Lu Sudré
Imagem: enz1m3 (CC BY-SA 2.0)
A captura de tubarões aumentou significativamente nos últimos anos e pode levar algumas espécies à extinção. O alarmante cenário é resultado, principalmente, da intensificação do consumo de uma sopa produzida com as nadadeiras do animal, muito apreciadas em algumas culinárias, especialmente a da China, além do consumo de sua carne. Atualmente a pesca movimenta um lucrativo mercado globalizado, tendo o Brasil como um grande exportador das nadadeiras, que são enviadas principalmente por meio dos portos em Itajaí (SC), Belém (PA) e Natal (RN).
Legalizado no país, o comércio das barbatanas deve seguir regulamentações como a obrigatoriedade de identificação de todas as espécies no livro de bordo das embarcações e em todo o processo até o despacho para China, além da indispensabilidade do desembarque dos tubarões com suas nadadeiras naturalmente aderidas, como forma de combate à prática do finning, método em que apenas as nadadeiras são cortadas, seguido da devolução dos tubarões ao mar. Os poucos tubarões que resistem ao processo sofrem uma morte lenta e dolorosa.
Apesar da lei, a prática ainda é muito registrada. Barcos estrangeiros já tiveram grandes lotes de barbatanas apreendidos devido a irregularidades quanto à declaração das espécies, fato que configura crime ambiental.
A identificação morfológica dos tubarões é um dos empecilhos na fiscalização de diversas espécies protegidas, já que são animais muito semelhantes entre si e que, ainda por vezes, têm suas cabeças e nadadeiras cortadas antes do desembarque, fator que atrapalha o trabalho nas estatísticas pesqueiras. De acordo com o Instituto Brasileiro do Meio Ambiente e dos Recursos Naturais Renováveis (Ibama), apenas 20% do total das capturas de tubarões e raias no Brasil recebem alguma menção à classificação taxonômica e, mesmo assim, na maioria dos casos refere-se apenas aos nomes populares, e, muitas vezes, esta identificação é referência para mais de uma espécie.
Coordenado pelo docente Fernando Fernandes Mendonça, o Núcleo de Genética Pesqueira e Conservação (Genpesc) do Laboratório de Biotecnologia Marinha do Instituto do Mar (IMar/Unifesp) – Campus Baixada Santista passou a aplicar a genética forense em tubarões e raias, resultando no desenvolvimento de marcadores genéticos para a identificação das espécies mais frequentes nas pescarias e que pode até mesmo apoiar investigações e processos de órgãos oficiais do governo no combate à captura e comércio de espécies ameaçadas.

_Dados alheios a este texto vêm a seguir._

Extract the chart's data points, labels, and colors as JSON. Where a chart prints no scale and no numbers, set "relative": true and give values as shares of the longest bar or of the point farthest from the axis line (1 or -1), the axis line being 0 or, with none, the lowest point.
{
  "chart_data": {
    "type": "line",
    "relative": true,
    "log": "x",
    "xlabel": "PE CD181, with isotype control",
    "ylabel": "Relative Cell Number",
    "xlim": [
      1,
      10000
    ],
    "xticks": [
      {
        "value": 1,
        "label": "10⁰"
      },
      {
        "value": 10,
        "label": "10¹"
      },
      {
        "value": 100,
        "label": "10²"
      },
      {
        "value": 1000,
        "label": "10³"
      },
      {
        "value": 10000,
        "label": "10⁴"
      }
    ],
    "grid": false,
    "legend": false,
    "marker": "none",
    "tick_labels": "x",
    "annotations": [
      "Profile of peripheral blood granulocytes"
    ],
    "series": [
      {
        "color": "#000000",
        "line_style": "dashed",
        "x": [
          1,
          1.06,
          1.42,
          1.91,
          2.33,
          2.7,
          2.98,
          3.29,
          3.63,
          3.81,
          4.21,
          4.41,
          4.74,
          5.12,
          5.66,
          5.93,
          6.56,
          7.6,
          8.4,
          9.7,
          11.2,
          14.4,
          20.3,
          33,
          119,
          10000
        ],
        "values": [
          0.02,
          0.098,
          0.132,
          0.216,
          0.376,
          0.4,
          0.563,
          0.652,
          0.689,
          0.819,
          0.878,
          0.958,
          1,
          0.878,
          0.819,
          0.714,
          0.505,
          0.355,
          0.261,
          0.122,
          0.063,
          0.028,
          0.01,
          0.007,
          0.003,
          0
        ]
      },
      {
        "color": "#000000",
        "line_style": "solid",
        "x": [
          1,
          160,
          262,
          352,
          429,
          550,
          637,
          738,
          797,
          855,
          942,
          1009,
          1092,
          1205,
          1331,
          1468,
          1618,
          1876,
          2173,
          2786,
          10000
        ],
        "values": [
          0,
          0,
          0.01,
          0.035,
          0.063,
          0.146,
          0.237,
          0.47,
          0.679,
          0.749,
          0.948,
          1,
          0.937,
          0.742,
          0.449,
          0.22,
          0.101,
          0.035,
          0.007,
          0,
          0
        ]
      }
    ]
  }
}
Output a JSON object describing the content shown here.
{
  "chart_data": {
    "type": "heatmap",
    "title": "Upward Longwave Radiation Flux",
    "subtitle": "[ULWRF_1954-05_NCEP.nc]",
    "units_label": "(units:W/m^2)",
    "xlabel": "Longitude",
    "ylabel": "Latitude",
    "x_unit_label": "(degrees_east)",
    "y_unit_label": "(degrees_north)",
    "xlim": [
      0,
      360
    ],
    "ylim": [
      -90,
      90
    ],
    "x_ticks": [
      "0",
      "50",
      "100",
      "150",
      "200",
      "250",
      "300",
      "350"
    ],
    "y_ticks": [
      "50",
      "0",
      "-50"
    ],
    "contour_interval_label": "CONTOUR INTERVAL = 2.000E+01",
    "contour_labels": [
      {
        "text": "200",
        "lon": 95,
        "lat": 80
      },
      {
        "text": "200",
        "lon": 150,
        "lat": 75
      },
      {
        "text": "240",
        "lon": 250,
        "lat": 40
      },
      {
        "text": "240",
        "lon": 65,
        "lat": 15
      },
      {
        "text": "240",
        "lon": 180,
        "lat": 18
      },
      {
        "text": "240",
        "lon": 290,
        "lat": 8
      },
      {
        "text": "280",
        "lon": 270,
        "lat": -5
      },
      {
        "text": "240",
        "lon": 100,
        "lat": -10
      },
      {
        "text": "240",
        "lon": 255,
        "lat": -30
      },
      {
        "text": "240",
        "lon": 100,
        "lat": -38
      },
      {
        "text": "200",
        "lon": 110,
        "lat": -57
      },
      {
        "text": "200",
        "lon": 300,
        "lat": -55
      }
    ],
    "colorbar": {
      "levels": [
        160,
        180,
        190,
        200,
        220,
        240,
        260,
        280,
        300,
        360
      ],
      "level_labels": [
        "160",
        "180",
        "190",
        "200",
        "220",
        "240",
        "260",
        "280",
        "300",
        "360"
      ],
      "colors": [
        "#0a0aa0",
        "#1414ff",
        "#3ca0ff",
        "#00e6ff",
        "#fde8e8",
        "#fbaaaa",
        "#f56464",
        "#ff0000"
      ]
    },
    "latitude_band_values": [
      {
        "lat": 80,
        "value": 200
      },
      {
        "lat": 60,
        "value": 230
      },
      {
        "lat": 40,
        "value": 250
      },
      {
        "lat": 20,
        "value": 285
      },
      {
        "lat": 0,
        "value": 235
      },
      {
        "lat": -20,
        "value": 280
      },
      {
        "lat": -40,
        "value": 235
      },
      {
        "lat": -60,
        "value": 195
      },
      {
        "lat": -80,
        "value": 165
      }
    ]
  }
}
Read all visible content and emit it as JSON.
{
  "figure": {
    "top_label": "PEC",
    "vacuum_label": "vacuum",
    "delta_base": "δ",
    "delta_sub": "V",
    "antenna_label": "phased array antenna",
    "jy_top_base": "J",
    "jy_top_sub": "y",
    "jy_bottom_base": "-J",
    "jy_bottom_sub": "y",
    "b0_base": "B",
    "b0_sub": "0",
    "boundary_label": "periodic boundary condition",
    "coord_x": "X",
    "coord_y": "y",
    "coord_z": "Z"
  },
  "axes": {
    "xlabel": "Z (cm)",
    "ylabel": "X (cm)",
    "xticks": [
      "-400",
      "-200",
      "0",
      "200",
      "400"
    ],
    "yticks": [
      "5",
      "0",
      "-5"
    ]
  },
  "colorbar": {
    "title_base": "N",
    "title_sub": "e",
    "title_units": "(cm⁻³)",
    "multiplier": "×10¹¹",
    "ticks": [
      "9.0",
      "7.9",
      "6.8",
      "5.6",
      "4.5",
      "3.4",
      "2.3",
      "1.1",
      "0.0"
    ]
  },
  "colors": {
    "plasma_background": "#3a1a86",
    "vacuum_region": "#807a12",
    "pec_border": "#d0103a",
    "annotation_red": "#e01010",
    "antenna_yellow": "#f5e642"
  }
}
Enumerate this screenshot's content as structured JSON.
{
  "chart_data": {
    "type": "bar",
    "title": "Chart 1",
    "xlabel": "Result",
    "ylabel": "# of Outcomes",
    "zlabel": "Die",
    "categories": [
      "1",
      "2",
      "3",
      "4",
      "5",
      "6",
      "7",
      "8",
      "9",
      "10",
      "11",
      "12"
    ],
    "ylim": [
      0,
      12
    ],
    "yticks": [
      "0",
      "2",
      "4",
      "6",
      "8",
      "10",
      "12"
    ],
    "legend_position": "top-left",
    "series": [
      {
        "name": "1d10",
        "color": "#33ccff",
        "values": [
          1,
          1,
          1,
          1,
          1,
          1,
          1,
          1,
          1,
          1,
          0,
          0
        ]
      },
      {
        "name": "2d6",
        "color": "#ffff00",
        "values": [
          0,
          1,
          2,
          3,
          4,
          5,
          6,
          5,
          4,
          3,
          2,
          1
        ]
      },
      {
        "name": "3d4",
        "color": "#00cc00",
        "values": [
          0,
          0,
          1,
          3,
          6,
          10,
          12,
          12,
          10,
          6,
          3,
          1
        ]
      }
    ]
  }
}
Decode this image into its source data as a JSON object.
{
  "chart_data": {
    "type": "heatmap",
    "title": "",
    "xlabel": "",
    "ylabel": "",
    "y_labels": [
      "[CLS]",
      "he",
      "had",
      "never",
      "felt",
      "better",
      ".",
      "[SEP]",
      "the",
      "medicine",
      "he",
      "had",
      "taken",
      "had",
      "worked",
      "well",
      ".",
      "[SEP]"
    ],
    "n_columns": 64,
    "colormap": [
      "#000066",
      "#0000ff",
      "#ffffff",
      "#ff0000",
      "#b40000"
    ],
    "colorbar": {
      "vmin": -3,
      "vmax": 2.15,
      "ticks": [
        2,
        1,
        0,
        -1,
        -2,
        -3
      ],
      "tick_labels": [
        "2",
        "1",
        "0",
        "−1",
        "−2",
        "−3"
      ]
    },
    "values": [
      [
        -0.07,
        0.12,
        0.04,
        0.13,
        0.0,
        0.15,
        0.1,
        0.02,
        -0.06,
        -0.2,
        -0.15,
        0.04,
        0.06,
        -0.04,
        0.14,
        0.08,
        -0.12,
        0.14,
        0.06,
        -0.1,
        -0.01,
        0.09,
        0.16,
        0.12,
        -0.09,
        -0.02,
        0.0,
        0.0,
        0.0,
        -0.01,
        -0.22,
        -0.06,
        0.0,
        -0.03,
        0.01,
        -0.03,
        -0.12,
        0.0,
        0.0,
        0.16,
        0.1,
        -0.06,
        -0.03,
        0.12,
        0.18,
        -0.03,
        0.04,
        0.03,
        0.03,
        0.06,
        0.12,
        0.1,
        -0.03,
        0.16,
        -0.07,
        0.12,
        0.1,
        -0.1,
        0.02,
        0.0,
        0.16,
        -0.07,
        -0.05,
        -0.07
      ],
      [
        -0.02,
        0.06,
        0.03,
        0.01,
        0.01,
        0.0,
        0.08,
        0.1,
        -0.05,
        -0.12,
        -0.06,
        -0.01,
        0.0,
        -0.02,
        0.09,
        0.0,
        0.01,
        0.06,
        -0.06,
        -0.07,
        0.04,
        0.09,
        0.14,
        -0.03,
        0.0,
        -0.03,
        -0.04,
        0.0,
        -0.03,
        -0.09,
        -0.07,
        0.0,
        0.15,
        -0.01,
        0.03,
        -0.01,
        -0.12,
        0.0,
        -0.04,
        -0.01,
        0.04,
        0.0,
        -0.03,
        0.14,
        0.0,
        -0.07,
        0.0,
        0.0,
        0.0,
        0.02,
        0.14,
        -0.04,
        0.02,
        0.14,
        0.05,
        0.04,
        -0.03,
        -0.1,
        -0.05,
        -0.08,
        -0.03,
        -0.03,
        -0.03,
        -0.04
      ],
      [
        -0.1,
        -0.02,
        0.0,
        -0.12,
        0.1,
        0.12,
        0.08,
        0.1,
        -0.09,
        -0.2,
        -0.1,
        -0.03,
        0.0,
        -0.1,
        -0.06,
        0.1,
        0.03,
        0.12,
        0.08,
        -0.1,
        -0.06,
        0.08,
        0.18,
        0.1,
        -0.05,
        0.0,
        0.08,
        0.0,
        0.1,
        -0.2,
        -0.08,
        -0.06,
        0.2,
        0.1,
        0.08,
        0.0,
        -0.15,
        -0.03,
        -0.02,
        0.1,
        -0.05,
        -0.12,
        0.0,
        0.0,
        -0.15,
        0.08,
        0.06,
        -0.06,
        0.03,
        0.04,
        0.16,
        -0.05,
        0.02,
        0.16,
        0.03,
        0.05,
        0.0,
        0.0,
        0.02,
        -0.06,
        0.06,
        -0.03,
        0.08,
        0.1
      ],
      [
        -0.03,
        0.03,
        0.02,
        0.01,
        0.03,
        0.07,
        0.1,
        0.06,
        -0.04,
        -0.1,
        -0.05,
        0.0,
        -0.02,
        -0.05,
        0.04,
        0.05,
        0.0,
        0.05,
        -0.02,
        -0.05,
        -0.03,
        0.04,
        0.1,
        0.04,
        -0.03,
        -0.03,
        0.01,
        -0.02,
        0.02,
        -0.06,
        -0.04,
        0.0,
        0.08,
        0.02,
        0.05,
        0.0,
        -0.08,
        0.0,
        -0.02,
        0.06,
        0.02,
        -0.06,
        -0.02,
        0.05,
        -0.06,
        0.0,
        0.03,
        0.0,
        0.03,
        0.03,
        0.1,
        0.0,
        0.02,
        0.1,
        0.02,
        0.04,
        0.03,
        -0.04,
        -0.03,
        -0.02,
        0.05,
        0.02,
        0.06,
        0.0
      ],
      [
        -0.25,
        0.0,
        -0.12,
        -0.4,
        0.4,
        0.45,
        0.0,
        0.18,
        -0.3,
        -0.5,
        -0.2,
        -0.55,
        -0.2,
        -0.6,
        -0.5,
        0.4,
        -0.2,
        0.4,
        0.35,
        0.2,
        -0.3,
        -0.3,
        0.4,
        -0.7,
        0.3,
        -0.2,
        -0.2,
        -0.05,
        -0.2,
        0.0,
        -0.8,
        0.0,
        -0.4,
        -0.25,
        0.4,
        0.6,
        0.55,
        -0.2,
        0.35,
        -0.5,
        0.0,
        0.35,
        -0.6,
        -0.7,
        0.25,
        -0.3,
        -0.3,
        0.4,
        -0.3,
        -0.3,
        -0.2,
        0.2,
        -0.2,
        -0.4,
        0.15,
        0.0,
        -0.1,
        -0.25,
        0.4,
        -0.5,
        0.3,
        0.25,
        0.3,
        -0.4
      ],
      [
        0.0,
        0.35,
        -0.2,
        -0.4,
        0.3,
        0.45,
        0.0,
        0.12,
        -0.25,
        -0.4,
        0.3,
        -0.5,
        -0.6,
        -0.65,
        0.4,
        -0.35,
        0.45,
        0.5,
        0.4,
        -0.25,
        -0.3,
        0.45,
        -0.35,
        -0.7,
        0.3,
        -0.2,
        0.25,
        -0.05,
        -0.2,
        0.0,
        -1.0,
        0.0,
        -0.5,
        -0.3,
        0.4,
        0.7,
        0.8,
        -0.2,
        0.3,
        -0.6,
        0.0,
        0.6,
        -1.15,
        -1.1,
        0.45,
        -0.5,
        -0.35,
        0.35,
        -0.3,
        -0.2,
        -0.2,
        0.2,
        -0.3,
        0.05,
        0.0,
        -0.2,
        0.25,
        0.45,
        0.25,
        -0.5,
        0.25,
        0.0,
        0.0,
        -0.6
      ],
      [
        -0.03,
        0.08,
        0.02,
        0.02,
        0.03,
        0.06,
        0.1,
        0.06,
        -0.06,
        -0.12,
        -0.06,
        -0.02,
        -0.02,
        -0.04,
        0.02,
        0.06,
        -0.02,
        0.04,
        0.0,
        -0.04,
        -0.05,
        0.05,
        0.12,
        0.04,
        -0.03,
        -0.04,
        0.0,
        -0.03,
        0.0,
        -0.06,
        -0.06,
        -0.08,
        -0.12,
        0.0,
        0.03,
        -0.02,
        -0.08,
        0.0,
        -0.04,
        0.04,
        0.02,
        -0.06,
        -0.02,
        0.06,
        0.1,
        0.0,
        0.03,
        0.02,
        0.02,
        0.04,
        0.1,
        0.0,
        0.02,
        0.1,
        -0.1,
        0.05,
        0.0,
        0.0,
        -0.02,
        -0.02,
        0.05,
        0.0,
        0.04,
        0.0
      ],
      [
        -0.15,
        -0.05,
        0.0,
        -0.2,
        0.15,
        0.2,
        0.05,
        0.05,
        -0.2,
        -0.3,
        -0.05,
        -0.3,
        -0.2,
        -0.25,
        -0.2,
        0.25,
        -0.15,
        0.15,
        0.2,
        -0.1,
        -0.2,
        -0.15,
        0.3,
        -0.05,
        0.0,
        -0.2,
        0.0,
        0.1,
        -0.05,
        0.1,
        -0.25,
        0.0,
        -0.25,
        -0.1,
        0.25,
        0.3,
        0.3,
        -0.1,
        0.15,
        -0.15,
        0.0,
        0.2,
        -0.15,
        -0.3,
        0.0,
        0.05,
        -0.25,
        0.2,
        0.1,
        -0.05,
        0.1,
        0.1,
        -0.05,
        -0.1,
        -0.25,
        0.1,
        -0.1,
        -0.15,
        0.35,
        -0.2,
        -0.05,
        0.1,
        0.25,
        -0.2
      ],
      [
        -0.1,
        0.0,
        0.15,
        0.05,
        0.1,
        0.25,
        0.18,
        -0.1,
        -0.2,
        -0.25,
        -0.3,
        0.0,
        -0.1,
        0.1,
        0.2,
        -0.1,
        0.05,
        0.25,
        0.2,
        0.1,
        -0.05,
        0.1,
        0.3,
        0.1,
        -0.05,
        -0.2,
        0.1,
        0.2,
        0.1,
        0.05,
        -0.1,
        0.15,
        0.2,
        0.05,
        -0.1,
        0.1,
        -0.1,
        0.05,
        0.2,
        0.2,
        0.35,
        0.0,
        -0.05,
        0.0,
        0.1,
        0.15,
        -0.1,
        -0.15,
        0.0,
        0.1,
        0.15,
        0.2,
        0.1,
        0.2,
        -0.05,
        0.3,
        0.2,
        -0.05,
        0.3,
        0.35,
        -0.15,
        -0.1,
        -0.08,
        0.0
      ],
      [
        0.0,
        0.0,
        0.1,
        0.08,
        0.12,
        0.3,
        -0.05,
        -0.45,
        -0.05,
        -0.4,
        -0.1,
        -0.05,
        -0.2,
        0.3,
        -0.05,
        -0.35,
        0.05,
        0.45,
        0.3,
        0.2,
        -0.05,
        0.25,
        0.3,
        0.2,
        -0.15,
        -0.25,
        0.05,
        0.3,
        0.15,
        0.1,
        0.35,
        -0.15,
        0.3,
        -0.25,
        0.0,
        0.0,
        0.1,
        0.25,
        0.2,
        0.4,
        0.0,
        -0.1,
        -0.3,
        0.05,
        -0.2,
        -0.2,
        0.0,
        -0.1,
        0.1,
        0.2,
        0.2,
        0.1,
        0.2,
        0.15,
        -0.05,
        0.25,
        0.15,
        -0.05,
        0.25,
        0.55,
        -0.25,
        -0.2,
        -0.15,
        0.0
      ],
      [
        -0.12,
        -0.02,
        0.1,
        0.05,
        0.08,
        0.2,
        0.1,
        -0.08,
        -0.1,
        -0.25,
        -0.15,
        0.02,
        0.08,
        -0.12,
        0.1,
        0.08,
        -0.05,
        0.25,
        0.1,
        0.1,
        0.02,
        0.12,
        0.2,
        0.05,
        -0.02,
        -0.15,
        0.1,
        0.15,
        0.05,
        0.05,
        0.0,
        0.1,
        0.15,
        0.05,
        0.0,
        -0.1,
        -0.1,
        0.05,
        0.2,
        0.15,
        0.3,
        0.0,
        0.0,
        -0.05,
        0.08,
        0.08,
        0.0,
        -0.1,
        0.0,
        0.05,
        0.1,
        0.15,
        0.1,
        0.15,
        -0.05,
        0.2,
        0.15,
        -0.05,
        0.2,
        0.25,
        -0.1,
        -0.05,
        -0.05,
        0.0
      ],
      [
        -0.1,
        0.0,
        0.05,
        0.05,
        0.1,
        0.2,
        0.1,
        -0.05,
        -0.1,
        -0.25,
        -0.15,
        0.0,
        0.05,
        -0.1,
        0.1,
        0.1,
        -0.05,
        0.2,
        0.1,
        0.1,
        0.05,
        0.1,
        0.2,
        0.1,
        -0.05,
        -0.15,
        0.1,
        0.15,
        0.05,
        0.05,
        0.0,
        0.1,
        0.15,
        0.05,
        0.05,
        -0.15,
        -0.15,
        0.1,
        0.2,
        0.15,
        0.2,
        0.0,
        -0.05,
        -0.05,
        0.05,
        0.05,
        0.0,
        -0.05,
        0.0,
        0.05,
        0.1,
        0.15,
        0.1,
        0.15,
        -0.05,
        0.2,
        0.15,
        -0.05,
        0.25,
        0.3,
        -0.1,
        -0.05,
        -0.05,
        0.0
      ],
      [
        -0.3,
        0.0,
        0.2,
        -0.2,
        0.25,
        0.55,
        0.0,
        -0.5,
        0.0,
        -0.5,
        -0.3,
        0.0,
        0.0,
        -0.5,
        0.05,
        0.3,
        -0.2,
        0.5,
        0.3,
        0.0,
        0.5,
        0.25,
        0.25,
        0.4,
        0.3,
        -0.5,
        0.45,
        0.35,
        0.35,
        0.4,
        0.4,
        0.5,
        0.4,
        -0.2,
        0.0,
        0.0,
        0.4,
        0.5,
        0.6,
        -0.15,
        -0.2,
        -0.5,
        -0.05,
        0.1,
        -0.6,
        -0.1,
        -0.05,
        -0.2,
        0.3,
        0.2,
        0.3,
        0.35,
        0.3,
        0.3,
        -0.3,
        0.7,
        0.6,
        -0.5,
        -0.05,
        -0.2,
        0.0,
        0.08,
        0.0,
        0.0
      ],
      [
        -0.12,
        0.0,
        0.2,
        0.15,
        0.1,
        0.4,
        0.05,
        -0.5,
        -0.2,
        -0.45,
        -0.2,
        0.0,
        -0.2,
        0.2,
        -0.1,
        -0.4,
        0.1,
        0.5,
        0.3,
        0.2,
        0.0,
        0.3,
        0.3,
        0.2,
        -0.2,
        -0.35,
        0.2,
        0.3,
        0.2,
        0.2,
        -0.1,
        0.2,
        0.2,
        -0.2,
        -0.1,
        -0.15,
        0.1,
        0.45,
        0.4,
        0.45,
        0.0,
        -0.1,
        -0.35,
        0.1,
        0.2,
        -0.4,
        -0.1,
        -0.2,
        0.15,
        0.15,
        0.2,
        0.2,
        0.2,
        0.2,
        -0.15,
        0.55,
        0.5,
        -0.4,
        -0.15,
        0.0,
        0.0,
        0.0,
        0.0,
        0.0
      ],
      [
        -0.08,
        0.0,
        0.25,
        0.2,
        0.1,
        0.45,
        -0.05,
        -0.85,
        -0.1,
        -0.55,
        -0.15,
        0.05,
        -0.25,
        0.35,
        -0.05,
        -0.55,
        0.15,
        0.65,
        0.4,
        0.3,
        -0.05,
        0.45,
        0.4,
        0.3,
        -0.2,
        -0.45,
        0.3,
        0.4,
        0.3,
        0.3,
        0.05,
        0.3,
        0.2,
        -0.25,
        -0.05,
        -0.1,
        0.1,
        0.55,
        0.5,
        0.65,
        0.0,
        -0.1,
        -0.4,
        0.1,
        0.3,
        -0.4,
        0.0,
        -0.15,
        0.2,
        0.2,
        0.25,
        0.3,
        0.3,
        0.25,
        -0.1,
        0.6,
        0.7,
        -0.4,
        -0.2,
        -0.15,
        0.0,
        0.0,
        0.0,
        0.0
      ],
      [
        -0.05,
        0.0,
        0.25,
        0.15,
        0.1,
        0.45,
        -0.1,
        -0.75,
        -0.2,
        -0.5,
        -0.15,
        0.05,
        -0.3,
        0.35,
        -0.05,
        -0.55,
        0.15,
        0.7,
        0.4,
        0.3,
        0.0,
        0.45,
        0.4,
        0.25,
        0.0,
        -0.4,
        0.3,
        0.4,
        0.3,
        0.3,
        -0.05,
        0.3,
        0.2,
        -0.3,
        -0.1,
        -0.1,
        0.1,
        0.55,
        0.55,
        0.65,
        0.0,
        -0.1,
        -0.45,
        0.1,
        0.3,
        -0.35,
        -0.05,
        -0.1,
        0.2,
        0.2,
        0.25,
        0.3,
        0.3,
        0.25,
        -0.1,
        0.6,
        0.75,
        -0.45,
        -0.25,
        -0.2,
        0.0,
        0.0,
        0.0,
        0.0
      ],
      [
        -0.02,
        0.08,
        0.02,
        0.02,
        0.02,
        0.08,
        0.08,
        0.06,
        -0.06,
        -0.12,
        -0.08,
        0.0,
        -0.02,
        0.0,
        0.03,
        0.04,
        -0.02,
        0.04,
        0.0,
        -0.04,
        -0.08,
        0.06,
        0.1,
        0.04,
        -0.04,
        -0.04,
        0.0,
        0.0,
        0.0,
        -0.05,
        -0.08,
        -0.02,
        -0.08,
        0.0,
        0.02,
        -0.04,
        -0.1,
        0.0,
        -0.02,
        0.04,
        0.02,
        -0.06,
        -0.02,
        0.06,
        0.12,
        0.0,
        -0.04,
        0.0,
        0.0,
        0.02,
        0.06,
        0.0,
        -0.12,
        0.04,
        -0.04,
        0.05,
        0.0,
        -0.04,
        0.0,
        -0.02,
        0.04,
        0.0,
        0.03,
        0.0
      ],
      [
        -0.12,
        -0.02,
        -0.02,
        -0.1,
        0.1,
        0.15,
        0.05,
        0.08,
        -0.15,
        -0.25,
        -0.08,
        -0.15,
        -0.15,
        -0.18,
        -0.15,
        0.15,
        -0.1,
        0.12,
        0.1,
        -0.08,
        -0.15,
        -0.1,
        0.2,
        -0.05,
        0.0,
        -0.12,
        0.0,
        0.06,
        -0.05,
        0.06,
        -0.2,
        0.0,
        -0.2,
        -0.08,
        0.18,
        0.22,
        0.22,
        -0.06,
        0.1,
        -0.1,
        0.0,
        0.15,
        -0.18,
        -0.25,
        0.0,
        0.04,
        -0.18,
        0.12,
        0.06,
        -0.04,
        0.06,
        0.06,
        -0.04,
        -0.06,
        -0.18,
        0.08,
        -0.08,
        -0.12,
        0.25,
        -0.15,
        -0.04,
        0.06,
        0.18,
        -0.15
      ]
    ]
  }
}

Mendonça aplica genética forense para a identificação de espécies desde sua pesquisa de mestrado, desenvolvida em 2006
“As amostras para estudos científicos, pequenos fragmentos de qualquer parte dos tubarões, são recolhidas nos desembarques da pesca e em pontos de venda. Em seguida são levadas ao laboratório para análise. Nesses estudos são comumente encontrados exemplares do tubarão-martelo Sphyrna lewini, dos cações-anjo Squatina guggenheim e Squatina oculta e da raia-viola Pseudobatus horkelli. Todas estas espécies ameaçadas e sob proteção legal com proibição da captura, embarque e comercialização”, afirma Mendonça.
Após desenvolver métodos que utilizam regiões específicas do genoma e geram fragmentos de análises em eletroforese, técnica usada para separar fragmentos de DNA, o Genpesc passou a utilizar também a metodologia de DNA Barcoding, que possibilita a leitura das sequências de DNA em um determinado gene e permite a identificação de espécies de maneira semelhante a um código de barras comum.
Segundo Mendonça, em uma análise de DNA de uma apreensão de nadadeiras efetuada pelo Ibama no litoral do Rio Grande do Norte, foi comprovado o crime ambiental em ao menos 12% das nadadeiras destinadas à China, pela declaração falsa do nome das espécies. Além das declarações falsas, também foi identificado a pesca e comércio de espécies ameaçadas e atualmente protegidas no Brasil, dentre elas o tubarão-das-galápagos Carcharhinus galapagensis, (criticamente ameaçado), cação-fidalgo Carcharhinus obscurus (ameaçado) e tubarão-bico-fino Carcharhinus perezi (vulnerável).
Considerada uma iguaria na China e símbolo de ascensão social, a sopa de barbatanas é um consumo antigo dos povos chineses e, além do status social, foi difundida como um prato de características medicinais e afrodisíacas. Atualmente, existem diversos grupos de ambientalistas que combatem a exploração dos tubarões para este fim. “O fim da cultura do consumo deve ser ainda mais trabalhado do que o próprio combate à captura e comércio dos tubarões”, pontua Mendonça.